Team explores wearables for brand communication

Two participants testing wearables. Pic: Goldsmiths

Two participants testing wearables. Pic: Goldsmiths

The potential for wearable technology to be a tool for marketing purposes is being examined by two Goldsmiths academics.

Yael Gerson and Chris Brauer from the Institute of Management Studies are working with marketing agency Mindshare to establish what opportunities wearables pose for brand communication.

“We identified six key states that wearables can fulfil,” said Jeremy Pounder, one of the Mindshare researchers on the project.

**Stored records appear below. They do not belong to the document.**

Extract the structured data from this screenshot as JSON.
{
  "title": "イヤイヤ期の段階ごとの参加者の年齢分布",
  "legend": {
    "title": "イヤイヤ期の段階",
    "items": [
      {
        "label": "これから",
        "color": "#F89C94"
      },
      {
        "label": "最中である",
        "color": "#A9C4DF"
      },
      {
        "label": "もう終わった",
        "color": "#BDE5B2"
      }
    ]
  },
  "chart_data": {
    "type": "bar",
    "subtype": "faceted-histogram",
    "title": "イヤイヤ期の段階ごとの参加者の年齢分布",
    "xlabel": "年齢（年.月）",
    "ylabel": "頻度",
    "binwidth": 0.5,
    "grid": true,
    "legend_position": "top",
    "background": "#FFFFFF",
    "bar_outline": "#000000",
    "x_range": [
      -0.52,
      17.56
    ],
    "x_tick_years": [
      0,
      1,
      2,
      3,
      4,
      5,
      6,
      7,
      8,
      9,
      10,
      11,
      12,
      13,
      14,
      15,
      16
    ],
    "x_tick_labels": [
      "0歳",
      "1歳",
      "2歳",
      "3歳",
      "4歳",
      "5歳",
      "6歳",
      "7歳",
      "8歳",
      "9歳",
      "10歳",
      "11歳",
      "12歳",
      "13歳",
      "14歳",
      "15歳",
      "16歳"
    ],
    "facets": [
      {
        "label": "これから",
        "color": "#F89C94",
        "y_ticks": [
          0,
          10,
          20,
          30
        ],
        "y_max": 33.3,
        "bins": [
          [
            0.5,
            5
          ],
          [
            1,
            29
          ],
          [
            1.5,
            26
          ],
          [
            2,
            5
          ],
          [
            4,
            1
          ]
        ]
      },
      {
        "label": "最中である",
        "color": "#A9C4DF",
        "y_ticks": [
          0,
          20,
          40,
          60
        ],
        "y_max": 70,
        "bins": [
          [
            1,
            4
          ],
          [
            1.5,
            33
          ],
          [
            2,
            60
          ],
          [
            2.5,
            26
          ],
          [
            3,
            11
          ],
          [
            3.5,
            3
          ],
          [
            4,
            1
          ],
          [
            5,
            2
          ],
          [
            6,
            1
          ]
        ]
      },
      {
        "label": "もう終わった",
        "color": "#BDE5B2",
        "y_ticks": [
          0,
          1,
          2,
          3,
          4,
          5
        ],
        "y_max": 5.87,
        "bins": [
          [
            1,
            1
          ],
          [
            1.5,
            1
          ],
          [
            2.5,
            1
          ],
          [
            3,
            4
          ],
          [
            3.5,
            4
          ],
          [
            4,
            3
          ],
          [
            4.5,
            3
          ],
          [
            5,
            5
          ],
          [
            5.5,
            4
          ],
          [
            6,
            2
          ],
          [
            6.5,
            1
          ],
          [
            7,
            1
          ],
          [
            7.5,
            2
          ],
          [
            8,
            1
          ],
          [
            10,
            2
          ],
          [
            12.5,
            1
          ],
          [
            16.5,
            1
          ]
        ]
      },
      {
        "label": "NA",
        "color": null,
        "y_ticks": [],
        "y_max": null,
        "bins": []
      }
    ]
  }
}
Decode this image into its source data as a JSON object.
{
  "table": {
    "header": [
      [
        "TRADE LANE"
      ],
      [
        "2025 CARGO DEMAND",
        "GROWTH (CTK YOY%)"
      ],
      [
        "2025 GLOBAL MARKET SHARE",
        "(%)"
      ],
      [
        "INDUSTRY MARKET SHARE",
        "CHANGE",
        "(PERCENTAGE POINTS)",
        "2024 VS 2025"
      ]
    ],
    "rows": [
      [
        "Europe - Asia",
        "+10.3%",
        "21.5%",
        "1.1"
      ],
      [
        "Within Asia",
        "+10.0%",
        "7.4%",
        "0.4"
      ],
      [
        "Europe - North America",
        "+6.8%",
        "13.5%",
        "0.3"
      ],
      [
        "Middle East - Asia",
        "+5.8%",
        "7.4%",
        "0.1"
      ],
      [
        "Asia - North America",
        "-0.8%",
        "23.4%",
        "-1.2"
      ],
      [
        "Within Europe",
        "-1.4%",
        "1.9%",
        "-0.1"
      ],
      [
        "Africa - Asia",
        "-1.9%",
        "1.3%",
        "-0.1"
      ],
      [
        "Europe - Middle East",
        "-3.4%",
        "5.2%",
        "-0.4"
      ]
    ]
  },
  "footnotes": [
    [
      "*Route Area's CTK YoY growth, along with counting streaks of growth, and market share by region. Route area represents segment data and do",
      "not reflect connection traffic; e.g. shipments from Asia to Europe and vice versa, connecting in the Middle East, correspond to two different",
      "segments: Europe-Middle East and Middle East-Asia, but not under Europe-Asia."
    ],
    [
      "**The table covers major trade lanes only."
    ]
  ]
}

In the study they equipped 14 participants between the age of 16 and 40 years with different gadgets such as watches, fitness bands, heart monitors or smart rings.  These gadgets automatically gathered data about the participant, and allowed them to communicate their experiences with the researchers.

The participants said the innovations made their lives easier, for example by opening locks or fitness tracking.

The gadgets also make it possible to share emotions with family and friends by sending heartbeats. In a commercial application, however, heart rate information is more likely to go to a doctor or insurance company who is monitoring the users’ health.

Analysing such intimate indicators raised some questions about privacy: “The participants were happy to share their health indicators but they were rather reserved regarding their emotions,” says Pounder.

Advertisers could also use the sensitive data to inform their consumers about new offers and increase personal targeting.

Not everyone is happy about the use of such intimate data. Another Goldsmiths academic, Professor Marianne Franklin from the Department of Media and Communications and an expert on digital privacy, said: “We are being completely lead by the new techie nose.”

She is concerned that data use of this kind would be a major invasion of privacy unless “checks and balances are introduced against abuses for commercial or indeed other reasons.”

Franklin added: “The data that is being uploaded by devices, and how they relate to the Internet of Things, is already enormous and being stored in clouds, or servers owned mainly by US if not other private conglomerates.”

Whether wearables will be included in our everyday life as much as smartphones remains unclear. “I think they will become a fashion object like watches or jewellery,” Pounder predicts.